Elf Uhr vormittags an einem durchschnittlich hektischen Tag: Mit der Visite bin ich noch lange nicht durch, dafür warten ein Stockwerk tiefer drei Zugänge auf meine Anwesenheit und der Chef will auch noch was von mir und dann gibt es noch diverse Sonos und Belastungs-EKG’s und den üblichen Scheiß… meine To-Do-Liste wird jedenfalls minütlich länger.
Telefon klingelt.
Meine rechte Hand steckt gerade in einem Patienten, die Linke fummelt den Quälgeist aus der Kitteltasche ans Ohr.
“Ja?”
“Einen wunderschönen guten Morgen, Herr Doktor, hätten Sie einen Moment Zeit?”
Sie erwarten doch wohl hoffentlich keine ehrliche Antwort?
“Wer stört?”
“Mein Name ist Samantha, ich rufe an vom Internationalen Weltvereinigung der Super-Ärzte-Koryphäen-Kracher…”
Hollywood?
Endlich der ersehnte Buch-Vertrag?
“Moment!”
Ich ziehe den Gummihandschuh ab und schmeiße ihn auf den Boden.
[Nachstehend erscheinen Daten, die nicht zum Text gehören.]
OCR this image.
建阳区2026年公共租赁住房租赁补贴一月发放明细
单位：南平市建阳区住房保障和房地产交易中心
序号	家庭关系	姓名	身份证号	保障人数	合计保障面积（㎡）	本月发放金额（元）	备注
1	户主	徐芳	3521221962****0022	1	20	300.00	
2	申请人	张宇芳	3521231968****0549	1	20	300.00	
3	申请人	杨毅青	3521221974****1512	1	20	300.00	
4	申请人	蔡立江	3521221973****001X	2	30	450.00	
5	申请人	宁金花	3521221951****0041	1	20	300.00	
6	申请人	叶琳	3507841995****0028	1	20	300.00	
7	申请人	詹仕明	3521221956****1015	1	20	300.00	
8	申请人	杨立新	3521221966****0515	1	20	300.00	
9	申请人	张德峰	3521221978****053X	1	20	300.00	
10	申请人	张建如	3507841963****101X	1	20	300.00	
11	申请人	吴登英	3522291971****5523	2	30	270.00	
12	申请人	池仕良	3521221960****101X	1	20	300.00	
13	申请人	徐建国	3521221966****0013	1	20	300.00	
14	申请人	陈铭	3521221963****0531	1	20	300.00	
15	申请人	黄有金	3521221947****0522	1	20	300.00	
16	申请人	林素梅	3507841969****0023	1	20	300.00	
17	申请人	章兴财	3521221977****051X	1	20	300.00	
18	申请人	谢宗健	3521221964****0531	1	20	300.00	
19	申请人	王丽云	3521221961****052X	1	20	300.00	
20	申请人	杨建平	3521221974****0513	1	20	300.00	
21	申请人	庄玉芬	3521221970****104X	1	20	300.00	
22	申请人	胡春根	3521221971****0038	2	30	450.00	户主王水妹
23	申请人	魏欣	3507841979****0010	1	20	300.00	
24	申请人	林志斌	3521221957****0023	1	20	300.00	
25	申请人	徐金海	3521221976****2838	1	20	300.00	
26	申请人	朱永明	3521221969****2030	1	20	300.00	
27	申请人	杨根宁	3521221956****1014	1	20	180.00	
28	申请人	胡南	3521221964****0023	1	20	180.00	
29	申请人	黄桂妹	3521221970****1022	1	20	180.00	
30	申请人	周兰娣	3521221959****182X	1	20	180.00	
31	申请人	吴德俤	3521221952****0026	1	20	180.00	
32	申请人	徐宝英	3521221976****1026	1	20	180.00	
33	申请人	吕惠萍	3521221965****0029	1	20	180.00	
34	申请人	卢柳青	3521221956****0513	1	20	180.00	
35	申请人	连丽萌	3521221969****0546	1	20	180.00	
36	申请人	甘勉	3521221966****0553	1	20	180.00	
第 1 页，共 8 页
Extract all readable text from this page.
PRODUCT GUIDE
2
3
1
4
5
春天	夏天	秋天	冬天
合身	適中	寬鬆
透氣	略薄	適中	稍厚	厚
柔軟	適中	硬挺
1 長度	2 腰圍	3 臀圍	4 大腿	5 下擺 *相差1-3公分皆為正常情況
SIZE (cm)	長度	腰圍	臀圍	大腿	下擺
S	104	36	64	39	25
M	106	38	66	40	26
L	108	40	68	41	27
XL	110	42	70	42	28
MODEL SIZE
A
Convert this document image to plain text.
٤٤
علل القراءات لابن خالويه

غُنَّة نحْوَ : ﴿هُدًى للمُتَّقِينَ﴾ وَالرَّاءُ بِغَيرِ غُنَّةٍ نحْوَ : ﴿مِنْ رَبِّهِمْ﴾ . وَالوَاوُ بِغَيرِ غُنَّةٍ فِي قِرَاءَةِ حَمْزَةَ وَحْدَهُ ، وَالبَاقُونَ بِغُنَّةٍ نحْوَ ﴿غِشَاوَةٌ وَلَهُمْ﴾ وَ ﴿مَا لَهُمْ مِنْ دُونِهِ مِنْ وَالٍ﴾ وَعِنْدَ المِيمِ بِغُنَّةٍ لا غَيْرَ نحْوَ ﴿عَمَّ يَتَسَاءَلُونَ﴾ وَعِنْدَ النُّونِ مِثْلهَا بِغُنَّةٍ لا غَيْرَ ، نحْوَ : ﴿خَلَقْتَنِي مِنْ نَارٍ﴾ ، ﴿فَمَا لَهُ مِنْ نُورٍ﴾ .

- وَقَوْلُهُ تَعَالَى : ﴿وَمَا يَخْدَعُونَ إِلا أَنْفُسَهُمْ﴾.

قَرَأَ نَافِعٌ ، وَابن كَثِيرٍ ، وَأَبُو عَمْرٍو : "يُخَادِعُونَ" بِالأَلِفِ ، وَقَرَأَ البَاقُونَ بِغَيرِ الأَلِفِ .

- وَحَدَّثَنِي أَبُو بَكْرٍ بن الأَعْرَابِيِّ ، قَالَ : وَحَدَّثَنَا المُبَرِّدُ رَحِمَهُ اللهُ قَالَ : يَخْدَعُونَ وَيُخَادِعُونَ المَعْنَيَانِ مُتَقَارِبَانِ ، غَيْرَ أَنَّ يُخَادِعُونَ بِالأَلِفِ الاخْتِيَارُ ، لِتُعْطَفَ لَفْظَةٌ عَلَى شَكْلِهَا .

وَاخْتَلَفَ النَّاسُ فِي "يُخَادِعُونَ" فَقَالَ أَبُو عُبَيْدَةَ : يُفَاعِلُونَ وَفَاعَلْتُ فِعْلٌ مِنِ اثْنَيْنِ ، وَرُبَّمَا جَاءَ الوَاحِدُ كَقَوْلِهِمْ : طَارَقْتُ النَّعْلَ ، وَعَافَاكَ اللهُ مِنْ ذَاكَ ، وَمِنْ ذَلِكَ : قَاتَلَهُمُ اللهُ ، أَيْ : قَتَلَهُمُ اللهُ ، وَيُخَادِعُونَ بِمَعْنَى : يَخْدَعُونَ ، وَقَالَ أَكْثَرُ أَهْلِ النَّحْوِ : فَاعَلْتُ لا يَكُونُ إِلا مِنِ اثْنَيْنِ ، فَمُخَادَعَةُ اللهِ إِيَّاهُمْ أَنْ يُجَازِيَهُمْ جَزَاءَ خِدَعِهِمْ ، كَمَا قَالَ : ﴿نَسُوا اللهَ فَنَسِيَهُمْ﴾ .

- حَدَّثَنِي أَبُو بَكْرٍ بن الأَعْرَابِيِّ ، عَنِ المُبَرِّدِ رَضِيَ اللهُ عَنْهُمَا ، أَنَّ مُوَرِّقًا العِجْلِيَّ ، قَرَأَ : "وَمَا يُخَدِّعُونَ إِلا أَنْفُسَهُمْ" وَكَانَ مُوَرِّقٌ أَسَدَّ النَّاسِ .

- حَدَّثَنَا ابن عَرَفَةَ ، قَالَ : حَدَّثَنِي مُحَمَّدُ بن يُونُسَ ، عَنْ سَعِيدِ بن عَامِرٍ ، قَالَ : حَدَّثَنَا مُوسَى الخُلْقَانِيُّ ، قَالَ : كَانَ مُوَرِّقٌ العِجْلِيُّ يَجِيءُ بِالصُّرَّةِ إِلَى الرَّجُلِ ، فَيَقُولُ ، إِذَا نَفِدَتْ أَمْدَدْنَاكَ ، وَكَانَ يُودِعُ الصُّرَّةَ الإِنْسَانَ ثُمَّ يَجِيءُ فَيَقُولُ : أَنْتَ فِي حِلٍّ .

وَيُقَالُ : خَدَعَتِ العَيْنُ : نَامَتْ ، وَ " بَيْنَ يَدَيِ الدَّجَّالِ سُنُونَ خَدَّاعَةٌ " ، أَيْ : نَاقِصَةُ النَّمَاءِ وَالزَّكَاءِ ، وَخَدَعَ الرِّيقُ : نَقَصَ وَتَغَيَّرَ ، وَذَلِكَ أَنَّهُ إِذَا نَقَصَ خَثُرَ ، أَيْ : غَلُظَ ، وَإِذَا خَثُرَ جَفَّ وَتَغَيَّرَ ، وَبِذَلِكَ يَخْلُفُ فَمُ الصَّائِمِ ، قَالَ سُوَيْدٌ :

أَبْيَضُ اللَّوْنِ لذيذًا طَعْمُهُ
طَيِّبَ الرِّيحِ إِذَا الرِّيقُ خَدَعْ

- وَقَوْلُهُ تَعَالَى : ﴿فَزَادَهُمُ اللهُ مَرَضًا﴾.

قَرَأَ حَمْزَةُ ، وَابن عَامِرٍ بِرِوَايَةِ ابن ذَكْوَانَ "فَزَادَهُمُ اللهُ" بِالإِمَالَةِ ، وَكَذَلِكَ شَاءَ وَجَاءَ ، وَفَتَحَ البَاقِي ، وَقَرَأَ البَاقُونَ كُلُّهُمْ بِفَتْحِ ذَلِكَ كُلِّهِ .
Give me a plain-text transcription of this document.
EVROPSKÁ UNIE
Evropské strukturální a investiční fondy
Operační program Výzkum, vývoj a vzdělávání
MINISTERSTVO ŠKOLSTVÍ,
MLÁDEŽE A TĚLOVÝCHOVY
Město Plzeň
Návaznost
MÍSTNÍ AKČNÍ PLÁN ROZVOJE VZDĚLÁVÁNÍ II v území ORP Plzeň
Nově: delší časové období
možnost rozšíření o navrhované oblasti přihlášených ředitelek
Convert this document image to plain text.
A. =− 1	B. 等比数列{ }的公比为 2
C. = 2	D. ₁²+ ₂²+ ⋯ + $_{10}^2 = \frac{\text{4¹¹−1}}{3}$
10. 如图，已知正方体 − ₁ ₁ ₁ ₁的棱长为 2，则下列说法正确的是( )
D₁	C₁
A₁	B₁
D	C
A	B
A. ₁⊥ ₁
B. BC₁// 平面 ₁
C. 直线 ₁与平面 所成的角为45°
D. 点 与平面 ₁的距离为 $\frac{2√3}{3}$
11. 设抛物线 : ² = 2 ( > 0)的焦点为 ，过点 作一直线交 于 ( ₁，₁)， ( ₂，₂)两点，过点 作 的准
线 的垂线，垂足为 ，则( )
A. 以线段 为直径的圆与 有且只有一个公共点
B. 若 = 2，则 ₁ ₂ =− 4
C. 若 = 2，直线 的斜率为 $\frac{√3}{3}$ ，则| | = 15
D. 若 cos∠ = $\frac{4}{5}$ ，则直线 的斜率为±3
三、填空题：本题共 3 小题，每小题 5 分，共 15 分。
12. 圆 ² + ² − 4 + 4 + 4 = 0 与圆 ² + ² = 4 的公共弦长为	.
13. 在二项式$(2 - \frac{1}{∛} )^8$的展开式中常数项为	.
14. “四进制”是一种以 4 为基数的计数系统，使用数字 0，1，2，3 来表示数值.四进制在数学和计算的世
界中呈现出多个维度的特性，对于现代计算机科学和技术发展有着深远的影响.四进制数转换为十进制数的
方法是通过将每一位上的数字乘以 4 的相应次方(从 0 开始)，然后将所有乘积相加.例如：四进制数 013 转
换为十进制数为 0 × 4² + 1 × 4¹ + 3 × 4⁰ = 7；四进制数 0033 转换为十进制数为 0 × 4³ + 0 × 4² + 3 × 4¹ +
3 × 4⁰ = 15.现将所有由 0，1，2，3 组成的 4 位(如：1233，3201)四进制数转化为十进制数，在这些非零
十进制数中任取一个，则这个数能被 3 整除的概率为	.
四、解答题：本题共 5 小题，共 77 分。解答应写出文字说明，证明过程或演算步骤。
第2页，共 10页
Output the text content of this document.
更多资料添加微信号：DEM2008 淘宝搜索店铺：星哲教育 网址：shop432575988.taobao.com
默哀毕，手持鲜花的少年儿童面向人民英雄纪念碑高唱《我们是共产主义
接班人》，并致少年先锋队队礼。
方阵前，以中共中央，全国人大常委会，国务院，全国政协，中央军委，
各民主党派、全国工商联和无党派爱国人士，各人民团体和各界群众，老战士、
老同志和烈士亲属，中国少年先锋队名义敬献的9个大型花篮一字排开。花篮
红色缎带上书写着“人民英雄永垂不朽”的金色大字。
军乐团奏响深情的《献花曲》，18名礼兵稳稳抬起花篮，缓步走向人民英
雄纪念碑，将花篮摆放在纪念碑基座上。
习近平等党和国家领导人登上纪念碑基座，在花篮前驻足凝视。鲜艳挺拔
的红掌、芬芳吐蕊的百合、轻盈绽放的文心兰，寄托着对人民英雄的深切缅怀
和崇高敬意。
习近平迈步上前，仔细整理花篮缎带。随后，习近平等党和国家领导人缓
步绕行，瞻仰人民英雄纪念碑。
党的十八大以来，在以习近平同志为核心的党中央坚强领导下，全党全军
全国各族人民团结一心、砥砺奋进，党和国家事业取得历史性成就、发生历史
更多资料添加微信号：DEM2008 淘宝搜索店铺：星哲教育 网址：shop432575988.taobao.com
“Sie können den Mund wieder schließen… nein, nicht Sie, Samantha, was kann ich für Sie tun?”
Ich renne aus dem Patientenzimmer, über den Flur ins Wäschelager und schließe mich da ein, da kann mich niemand stören.
“Ich möchte Ihnen unsere Mitgliedschaft anbieten!”
Die Mitgliedschaft bei den Super-Duper-Krachern…?
“Ist gebongt!”
“Sie können an unseren Studien teilnehmen und bekommen dann jeweils zwischen zwanzig und zweihundert Euro, je nach Zeitaufwand…”
Schätzchen, Du machst mich glücklich!
“Gibt’s da irgendeinen Haken?”
“Sie müssen sich nur kostenlos auf unserer Webseite registrieren…”
Wird gemacht!
Und siehe da: es gibt gleich zwei Studien, zu denen ich eingeladen bin, und jedes Mal gibt’s vierzig Ocken dafür. Also nichts wie hingeklickt!
Und?
“Leider ist diese Studie bereits abgeschlossen!”
Wie bitte? Na ja, macht nichts!
Ich klicke auf die zweite Studie – es scheint sich ja eher um Umfragen zu handeln – und bekomme die gleiche Antwort.
Schon wieder Pech gehabt! Genau hingeschaut: Die Einladung stammt erfolgte um elf Uhr dreiundzwanzig und es sollten genau fünfundsiebzig Leute befragt werden… ich lerne: man muss also schnell sein, wenn man vierzig Euro verdienen will.
Eine halbe Stunde später dingelt es in meinem elektronischen Posteingang. Und diesmal reagiere ich sofort.
Immerhin: ein Eingabefenster öffnet sich… allgemeine Geschäftsbedingungen… geschenkt… weiter: “Sind Sie: Professor / Chefarzt / Oberarzt / Facharzt / Stationsarzt?”
Ich klicke wahrheitsgemäß auf “Stationsarzt”.
Das nächste Fenster ist ernüchternd: “Es tut uns leid, Sie erfüllen leider nicht unser Anforderungsprofil…”
Das nächste Mal bin ich schlauer.
Also auf “Oberarzt” geklickt. Und Spezialist für Lebererkrankungen bin ich auch. Aber welches Bundesland maximiert wohl meine Teilnahmechancen? Und wie viele Patienten mit akuter Hepatitis C habe ich im letzten Monat behandelt? Wie viele davon mögen wohl einem gestandenen Spezialisten über den Weg laufen?
Offenbar mehr als ich mich anzuklicken traue. Schon wieder eine Niete gezogen.
Nach fünf weiteren Nieten schreibt Samantha mir eine Mail: Zum Trost bekomme ich fünfzig Punkte geschenkt.
Fünfzig Punkte?
Was kriege ich dafür?
Erwartungsvoll klicke ich mich auf die Punkteseite. Da gibt’s IPads, dicke Autos, Luxusurlaube und elektrische Zahnbürsten. Die elektrische Zahnbürste kostet dreihundertsiebzehn Dollar. Aber mit Punktesammeln kriegt man tollen Rabatt.
Und das geht so:
Für hundert Punkte kann man sich, wenn man noch fünfzig Euro drauflegt, den Bronze-Status erkaufen, dann kriegt man dreißig Prozent Rabatt. Silber kostet hundert Euro und dreihundert Punkte, und dann gibt’s selbstverständlich auch noch Gold und Platin. Bei Platin kostet die elektrische Zahnbürste dann nur noch die Hälfte, vorausgesetzt man hat vorher…
…sagt mal, für wie blöd haltet Ihr mich eigentlich?